Lectura del santo evangelio según San Juan (10, 22-30)
Se celebraba entonces en Jerusalén la fiesta de la Dedicación del templo. Era invierno, y Jesús se paseaba en el templo por el pórtico de Salomón. Los judíos, rodeándolo, le preguntaban: «¿Hasta cuándo nos vas a tener en suspenso? Si tú eres el Mesías, dínoslo francamente». Jesús les respondió: «Os lo he dicho, y no creéis; las obras que yo hago en nombre de mi Padre, esas dan testimonio de mí. Pero vosotros no creéis, porque no sois de mis ovejas. Mis ovejas escuchan mi voz, y yo las conozco, y ellas me siguen, y yo les doy la vida eterna; no perecerán para siempre, y nadie las arrebatará de mi mano. Mi Padre, lo que me ha dado, es mayor que todo, y nadie puede arrebatarlas de la mano de mi Padre. Yo y el Padre somos uno».
Comentario
Yo y el Padre somos uno
Unos judíos apremian a Jesús. No soportan la incertidumbre. Queremos certezas. Estamos hechos a las certidumbres que nos allanan el camino y remueven obstáculos. Pero hay veces que no es posible. Esta pandemia del coronavirus, por ejemplo, nos ha dejado el camino repleto de incertidumbres, no hay nada seguro a lo que agarrarse: la recomendación que un día nos hacen, al siguiente la revocan; la instrucción que por la mañana nos dan, por la tarde la corrigen; los científicos e investigadores tampoco se aclaran mucho porque la propia novedad del virus lo hace incierto.
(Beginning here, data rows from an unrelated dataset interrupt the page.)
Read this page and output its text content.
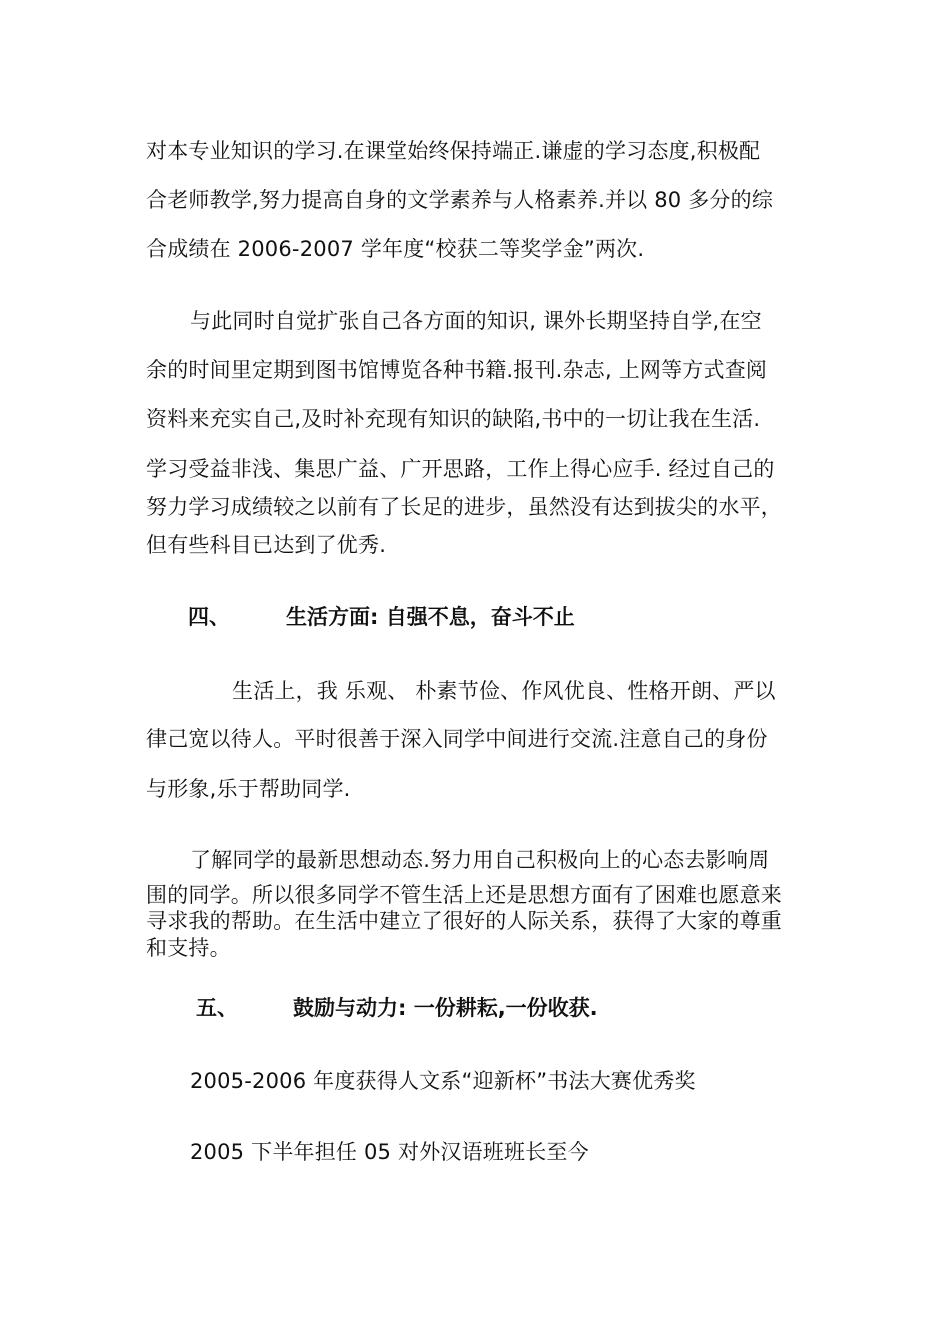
对本专业知识的学习.在课堂始终保持端正.谦虚的学习态度,积极配
合老师教学,努力提高自身的文学素养与人格素养.并以 80 多分的综
合成绩在 2006-2007 学年度“校获二等奖学金”两次.
与此同时自觉扩张自己各方面的知识, 课外长期坚持自学,在空
余的时间里定期到图书馆博览各种书籍.报刊.杂志, 上网等方式查阅
资料来充实自己,及时补充现有知识的缺陷,书中的一切让我在生活.
学习受益非浅、集思广益、广开思路，工作上得心应手. 经过自己的
努力学习成绩较之以前有了长足的进步，虽然没有达到拔尖的水平，
但有些科目已达到了优秀.
四、	生活方面: 自强不息，奋斗不止
生活上，我 乐观、 朴素节俭、作风优良、性格开朗、严以
律己宽以待人。平时很善于深入同学中间进行交流.注意自己的身份
与形象,乐于帮助同学.
了解同学的最新思想动态.努力用自己积极向上的心态去影响周
围的同学。所以很多同学不管生活上还是思想方面有了困难也愿意来
寻求我的帮助。在生活中建立了很好的人际关系，获得了大家的尊重
和支持。
五、	鼓励与动力: 一份耕耘,一份收获.
2005-2006 年度获得人文系“迎新杯”书法大赛优秀奖
2005 下半年担任 05 对外汉语班班长至今
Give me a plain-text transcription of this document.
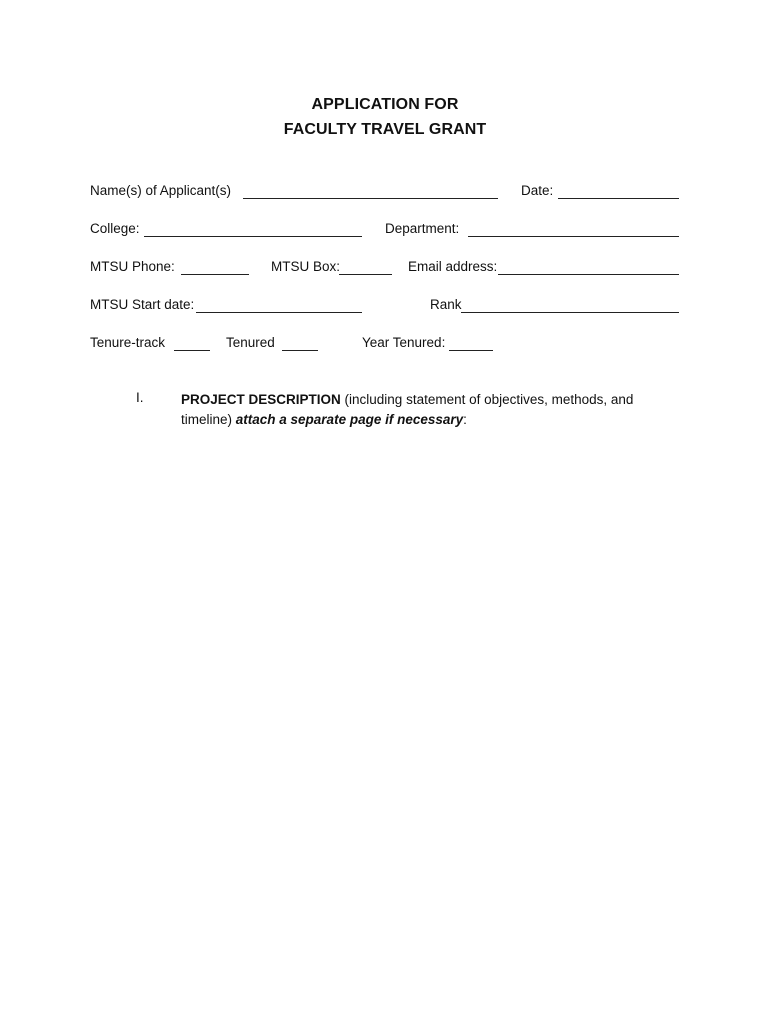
APPLICATION FOR
FACULTY TRAVEL GRANT
Name(s) of Applicant(s)	Date:
College:	Department:
MTSU Phone:	MTSU Box:	Email address:
MTSU Start date:	Rank
Tenure-track	Tenured	Year Tenured:
I.	PROJECT DESCRIPTION (including statement of objectives, methods, and timeline) attach a separate page if necessary:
Es una pesadilla. Y no hay escapatoria. A escala humana, se sobreentiende. Porque a escala divina tenemos una escala de mano que nos permite escapar de esas arenas movedizas y afianzar nuestro edificio personal en la roca firme de quien es dueño de los pilares de la tierra y sobre ellos afianzó el orbe, como proclama el libro de Samuel. Cristo es nuestra firmeza, él es nuestra certidumbre, porque viene del Padre y sus obras hablan por él. La pretensión de los judíos que lo interrogan es nuestra misma pretensión: la de estar en el lado bueno de la historia, la de formar parte del equipo victorioso. Para no equivocarnos y salir victoriosos. Pero Jesús no responde a esa fatua cuestión que tiene que ver con nuestra propia satisfacción personal, responden sus obras, porque son las del Padre, porque Jesús y el Padre son uno. Y ese es el fundamento de la fe: lo que se cree sin haber visto.